The Independent Healthcare Advisory Services challenged whether:
1. Ads (a) and (b) were socially irresponsible because they advertised time-limited offers for cosmetic surgery; and
2. Ad (c) was socially irresponsible, because they believed it implied the offer for cosmetic surgery was time-limited.
1. & 2. The New Birkdale Clinic said they marketed their products and services in a socially responsible manner, even when there were time limits. They said that no offer could be without a time limit, particularly when it was designed to fill gaps in their appointment system. They said their voucher offers had a very clear condition that the full amount paid could be refunded if the customer changed his or her mind within two weeks of purchase, with no questions asked. They said that two weeks was considered an acceptable standard cooling off period even for major surgery and so this was sufficient. They said that beyond the two-week period the full amount would be refunded if the customer was found unsuitable for surgery. They said that many other cosmetic surgery providers already charged £2500 or less for a breast augmentation and this meant their offers did not place people under undue pressure. They provided a screenshot from their website regarding the refunds available on their offer vouchers and a copy of the letter sent to those who purchased a voucher, which included information regarding refunds.
The ASA noted that ad (a) had been sent on 29 May and that it gave the offer closing date as 31 May. We considered that time-limited offers for cosmetic surgery should be marketed carefully by advertisers to ensure that consumers were not put under undue pressure to purchase and that they should ensure that all those notified of the offer had a reasonable amount of time to consider it. We did not consider that a deadline of two days was sufficient to allow consumers to consider the decision to purchase. Whilst we acknowledged that there was a two-week cooling off period we did not consider this was relevant to the presentation of the offer in the ad because by that point the consumer had already purchased the voucher and would therefore be psychologically committed.
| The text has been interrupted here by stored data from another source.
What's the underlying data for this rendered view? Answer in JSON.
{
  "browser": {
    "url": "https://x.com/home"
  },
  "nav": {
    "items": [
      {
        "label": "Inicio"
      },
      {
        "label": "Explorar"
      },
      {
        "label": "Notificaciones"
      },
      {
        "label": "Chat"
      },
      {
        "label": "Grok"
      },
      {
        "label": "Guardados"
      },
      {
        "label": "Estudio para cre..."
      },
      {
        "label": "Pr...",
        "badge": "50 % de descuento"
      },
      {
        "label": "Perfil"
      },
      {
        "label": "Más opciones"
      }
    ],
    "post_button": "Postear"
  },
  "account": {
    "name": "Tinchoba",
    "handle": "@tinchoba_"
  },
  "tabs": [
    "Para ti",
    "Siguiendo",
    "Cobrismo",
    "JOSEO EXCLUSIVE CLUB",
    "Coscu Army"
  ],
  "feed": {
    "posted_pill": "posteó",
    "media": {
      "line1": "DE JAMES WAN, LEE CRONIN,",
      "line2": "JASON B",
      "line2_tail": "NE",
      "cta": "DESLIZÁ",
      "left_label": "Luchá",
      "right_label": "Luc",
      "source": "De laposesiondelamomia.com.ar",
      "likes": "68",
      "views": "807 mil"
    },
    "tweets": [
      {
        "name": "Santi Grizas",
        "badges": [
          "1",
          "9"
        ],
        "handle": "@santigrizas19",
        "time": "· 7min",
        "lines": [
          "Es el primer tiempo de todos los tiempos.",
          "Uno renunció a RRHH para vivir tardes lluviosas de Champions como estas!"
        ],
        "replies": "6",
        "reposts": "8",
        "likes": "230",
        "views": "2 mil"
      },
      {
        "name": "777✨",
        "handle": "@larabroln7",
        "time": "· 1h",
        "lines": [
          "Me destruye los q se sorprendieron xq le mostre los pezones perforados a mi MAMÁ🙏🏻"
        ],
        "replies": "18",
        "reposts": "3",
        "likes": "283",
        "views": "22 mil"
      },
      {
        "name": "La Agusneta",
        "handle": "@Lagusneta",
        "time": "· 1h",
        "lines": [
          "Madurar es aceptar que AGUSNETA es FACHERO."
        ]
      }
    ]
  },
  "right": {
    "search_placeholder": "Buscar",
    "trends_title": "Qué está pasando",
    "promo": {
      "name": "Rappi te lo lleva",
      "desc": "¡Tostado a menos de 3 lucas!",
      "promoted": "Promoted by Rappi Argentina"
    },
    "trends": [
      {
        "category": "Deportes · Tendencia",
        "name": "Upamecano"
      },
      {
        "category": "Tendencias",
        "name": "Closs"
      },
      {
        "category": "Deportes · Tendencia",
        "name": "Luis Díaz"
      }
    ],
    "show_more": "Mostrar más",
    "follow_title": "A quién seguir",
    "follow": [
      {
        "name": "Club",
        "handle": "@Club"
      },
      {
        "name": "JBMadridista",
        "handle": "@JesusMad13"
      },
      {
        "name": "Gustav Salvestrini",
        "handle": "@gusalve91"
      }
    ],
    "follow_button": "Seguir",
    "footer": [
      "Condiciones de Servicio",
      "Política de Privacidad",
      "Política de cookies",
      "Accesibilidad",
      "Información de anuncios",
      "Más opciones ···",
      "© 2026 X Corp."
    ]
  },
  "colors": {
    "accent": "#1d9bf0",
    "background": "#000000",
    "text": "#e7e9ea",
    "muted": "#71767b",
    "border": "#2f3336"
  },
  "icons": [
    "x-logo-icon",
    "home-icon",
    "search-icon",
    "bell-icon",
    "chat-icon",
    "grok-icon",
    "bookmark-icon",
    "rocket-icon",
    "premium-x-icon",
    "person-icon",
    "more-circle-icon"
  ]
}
We also noted that ad (b) was a web page accessible to anyone visiting the website and so might have been viewed up until the offer deadline by consumers who were previously unaware of the offer, and they would therefore not have had a reasonable amount of time to consider the decision to purchase. Both ads (a) and (b) also made reference to the limited number of vouchers available which we considered put consumers under undue pressure to make a quick decision to purchase. We therefore concluded ads (a) and (b) were socially irresponsible.
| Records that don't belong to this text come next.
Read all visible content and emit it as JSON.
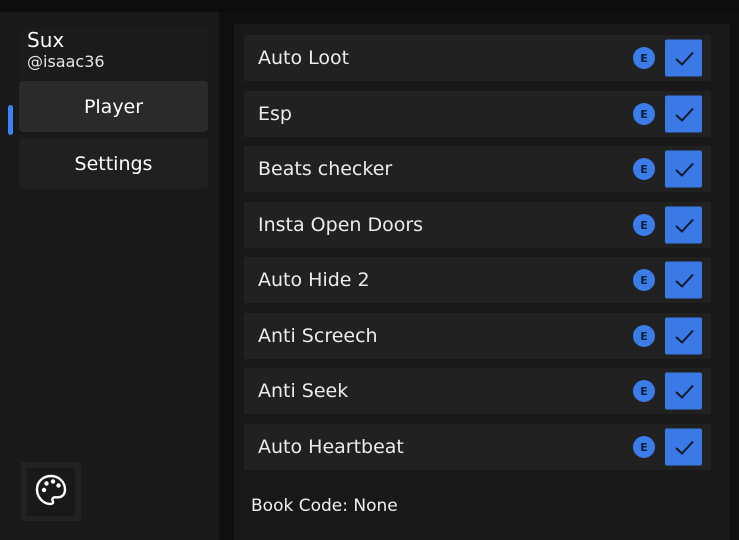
{
  "profile": {
    "name": "Sux",
    "handle": "@isaac36"
  },
  "sidebar": {
    "items": [
      {
        "label": "Player",
        "active": true
      },
      {
        "label": "Settings",
        "active": false
      }
    ],
    "theme_button_icon": "palette-icon"
  },
  "accent_color": "#3b82f6",
  "toggles": [
    {
      "label": "Auto Loot",
      "keybind": "E",
      "checked": true
    },
    {
      "label": "Esp",
      "keybind": "E",
      "checked": true
    },
    {
      "label": "Beats checker",
      "keybind": "E",
      "checked": true
    },
    {
      "label": "Insta Open Doors",
      "keybind": "E",
      "checked": true
    },
    {
      "label": "Auto Hide 2",
      "keybind": "E",
      "checked": true
    },
    {
      "label": "Anti Screech",
      "keybind": "E",
      "checked": true
    },
    {
      "label": "Anti Seek",
      "keybind": "E",
      "checked": true
    },
    {
      "label": "Auto Heartbeat",
      "keybind": "E",
      "checked": true
    }
  ],
  "book_code": "Book Code: None"
}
Ads (a) and (b) breached CAP Code (Edition 12) rule 1.3 1.3 Marketing communications must be prepared with a sense of responsibility to consumers and to society. (Social responsibility).
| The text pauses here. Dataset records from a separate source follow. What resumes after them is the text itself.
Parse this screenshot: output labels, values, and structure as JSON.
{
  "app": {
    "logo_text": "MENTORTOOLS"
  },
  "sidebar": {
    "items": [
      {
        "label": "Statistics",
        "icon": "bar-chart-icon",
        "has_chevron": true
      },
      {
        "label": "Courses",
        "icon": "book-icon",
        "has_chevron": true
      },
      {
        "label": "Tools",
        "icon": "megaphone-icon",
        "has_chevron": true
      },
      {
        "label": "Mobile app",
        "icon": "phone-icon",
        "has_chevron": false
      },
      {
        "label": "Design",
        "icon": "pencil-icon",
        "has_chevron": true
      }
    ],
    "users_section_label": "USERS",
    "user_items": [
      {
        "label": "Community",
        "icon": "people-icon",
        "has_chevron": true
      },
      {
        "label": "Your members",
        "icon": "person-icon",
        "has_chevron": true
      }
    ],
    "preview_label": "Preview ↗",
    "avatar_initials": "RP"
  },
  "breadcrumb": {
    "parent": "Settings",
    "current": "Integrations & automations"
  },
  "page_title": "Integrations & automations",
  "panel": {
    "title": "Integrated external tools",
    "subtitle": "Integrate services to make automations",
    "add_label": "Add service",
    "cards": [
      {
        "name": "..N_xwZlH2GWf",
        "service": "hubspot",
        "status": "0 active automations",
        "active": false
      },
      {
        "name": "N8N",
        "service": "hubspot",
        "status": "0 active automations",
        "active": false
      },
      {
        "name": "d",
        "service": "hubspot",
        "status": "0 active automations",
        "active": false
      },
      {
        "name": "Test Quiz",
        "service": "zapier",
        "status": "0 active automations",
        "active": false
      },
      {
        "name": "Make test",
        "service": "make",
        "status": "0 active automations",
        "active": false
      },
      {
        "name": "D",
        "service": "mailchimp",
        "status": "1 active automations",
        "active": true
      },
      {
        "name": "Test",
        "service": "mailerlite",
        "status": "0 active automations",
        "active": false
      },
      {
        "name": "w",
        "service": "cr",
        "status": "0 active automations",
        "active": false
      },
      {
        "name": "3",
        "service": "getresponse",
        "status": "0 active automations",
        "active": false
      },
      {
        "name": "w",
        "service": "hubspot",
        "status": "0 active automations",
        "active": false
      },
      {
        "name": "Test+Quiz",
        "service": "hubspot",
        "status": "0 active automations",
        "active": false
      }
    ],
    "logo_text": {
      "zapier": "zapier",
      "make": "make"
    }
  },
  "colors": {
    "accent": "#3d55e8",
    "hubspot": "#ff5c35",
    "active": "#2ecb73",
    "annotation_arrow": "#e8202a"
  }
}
Ad (c) referred to a "Summertime Promotion" but did not give any specific deadline to take up the offer. The complainant said when they rang to enquire they were told that in all probability they could pay a £1000 deposit within the next two to three weeks to guarantee this special price, although they would not have to have the surgery for another six months or so. Although the ad did not give a specific deadline we considered that the ad implied the offer was time limited and should therefore have made clear that consumers did not need to contact them straight away and that they had a reasonable amount of time in which to consider the decision to purchase. Because it did not do so we concluded ad (c) was socially irresponsible.
Ad (c) breached CAP Code (Edition 12) rule 1.3 1.3 Marketing communications must be prepared with a sense of responsibility to consumers and to society. (Social responsibility).
The ads must not appear again in their current form.